Experiencing Old San Juan, Puerto Rico on foot
There are plenty of reasons to visit San Juan, Puerto Rico. Inviting blue waters on tropical beaches, ziplines, rum distilleries, casinos, bustling nightlife, amazing food, and a bioluminescent bay are enough to fill just about any travel itinerary to Puerto Rico. But perhaps the most memorable part of our entire visit was a self-guided walking tour of Old San Juan.
We could have easily spent the entire week at the San Juan Marriott Resort and Stellaris Casino and considered the trip a colossal success. However, we wanted to get out and explore the local culture. So we called for a cab and ventured into Old San Juan, which is located on a narrow island approximately two miles long.
The traffic was miserably slow and we were getting hungry. As we crossed the bridge, we asked the cab driver for suggestions of places to experience authentic Puerto Rican cuisine. He said that his favorite place, La Bombonera (one of the oldest restaurants in Puerto Rico), was rumored to be closing after 110 years of continuous operation. He told us that he could drive us there in about ten minutes, or we could walk and be there in three. Needless to say, we opted to walk.
Viewfinder Tip: Wear a white shirt if you plan on eating mallorcas. It will hide the powdered sugar that you are destined to get all over it.
La Bombonera has the retro feel of an old school diner with a long narrow row of counter seats and tables on a ceramic tile floor. At our cabbie’s suggestion, we each ordered a mallorca, which is a ham, egg, and cheese sandwich served on a flakey pastry and topped with powdered sugar. It was amazingly delicious and now sits firmly among the top 10 sandwiches encountered in our travels.
After brunch, we meandered along the blue-gray cobblestone streets towards the far end of the island without any real agenda. It wasn’t long before we happened upon Parque de las Palomas (Pigeon Park). We could actually hear the pigeons before we arrived. The park is located near the Cristo Chapel and features some spectacular pigeon-filled trees with intertwined and twisted trunks and limbs. The backside of the park is bordered by a large rock wall with a number of square cubby holes that the pigeons have claimed as their homes. Though the park offers breathtaking views of San Juan Bay, we didn’t linger long for fear of being pelted with pigeon poop.
Next we headed to Castillo San Felipe del Morro, one of the most popular tourist attractions in San Juan. Located on the Northwest corner of the island at the intersection of the Atlantic Ocean and San Juan Bay, this 16th century fort is a photographer's dream, offering some of the most phenomenal views in all of Puerto Rico. With tide waters crashing against the sea walls, the fort looked like something right out of a Hollywood set. We were fortunate enough to witness a reenactment of a military unit in period costumes loading and firing a cannon. They weren’t kidding when they told us to cover our ears!

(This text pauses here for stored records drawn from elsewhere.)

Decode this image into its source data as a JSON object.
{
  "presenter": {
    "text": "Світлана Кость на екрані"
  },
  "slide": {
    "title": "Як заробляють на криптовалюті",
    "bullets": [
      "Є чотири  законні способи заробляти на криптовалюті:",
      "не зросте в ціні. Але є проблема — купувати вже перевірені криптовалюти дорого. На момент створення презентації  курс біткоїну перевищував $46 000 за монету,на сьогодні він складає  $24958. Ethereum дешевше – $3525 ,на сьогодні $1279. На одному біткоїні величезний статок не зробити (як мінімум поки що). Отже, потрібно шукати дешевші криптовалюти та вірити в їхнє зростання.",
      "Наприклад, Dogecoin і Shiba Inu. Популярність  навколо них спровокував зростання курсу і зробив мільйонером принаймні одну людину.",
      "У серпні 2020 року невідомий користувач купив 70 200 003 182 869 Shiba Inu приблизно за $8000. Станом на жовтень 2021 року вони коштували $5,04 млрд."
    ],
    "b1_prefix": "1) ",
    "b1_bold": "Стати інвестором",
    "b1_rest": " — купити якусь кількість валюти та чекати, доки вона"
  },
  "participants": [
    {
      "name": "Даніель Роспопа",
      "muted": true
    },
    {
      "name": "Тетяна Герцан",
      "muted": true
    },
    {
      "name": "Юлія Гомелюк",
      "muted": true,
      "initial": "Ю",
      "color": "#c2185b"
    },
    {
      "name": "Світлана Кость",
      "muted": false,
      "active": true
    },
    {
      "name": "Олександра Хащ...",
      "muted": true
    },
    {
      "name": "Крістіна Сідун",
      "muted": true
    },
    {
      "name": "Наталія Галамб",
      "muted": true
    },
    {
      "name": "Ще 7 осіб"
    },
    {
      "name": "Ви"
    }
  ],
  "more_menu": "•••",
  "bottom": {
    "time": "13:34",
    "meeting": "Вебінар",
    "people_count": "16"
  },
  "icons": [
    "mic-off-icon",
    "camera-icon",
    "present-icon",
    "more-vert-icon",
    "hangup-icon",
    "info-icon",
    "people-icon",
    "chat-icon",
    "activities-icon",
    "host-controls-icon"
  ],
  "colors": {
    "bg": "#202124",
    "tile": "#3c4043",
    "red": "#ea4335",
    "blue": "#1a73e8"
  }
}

From the fort we saw the magnificent Santa María Magdalena de Pazzis Cemetery and decided to make that the next stop on our walking tour. Our walk took us past scores of kite-flying locals enjoying their afternoon in the long grassy field that is adjacent to the fort and the cemetery which serves as the final resting place of some of Puerto Rico’s most prominent residents. Cemeteries can sometimes be creepy, but not this one. With magnificent statues, ornate grave markers, and the coastline as a backdrop, it is easily the most beautiful cemetery we’ve ever visited.
After about 30 minutes of wandering around the cemetery, it was once again time to eat. We headed back towards the center of Old San Juan, via a maze of narrow streets past local residences, giving us a nice glimpse of how some of the locals live. When we got back into a more commercial area, we checked out the menus and prices of several restaurants before deciding on Toro Salao. While we had to wait a few minutes for a table, the paella and empanadas were well worth it.
Having eaten perhaps a bit more than we should, we felt it best to walk back to the resort to burn some calories. We were probably no more than three blocks away from the restaurant when it began pouring down rain. So we ducked into a nearby casino where we made a donation while waiting for the rain to pass. The rain lasted longer than we had hoped so with lighter wallets and heavier waists, we ended up taking a cab back to the resort.
What’s your favorite way to explore a destination?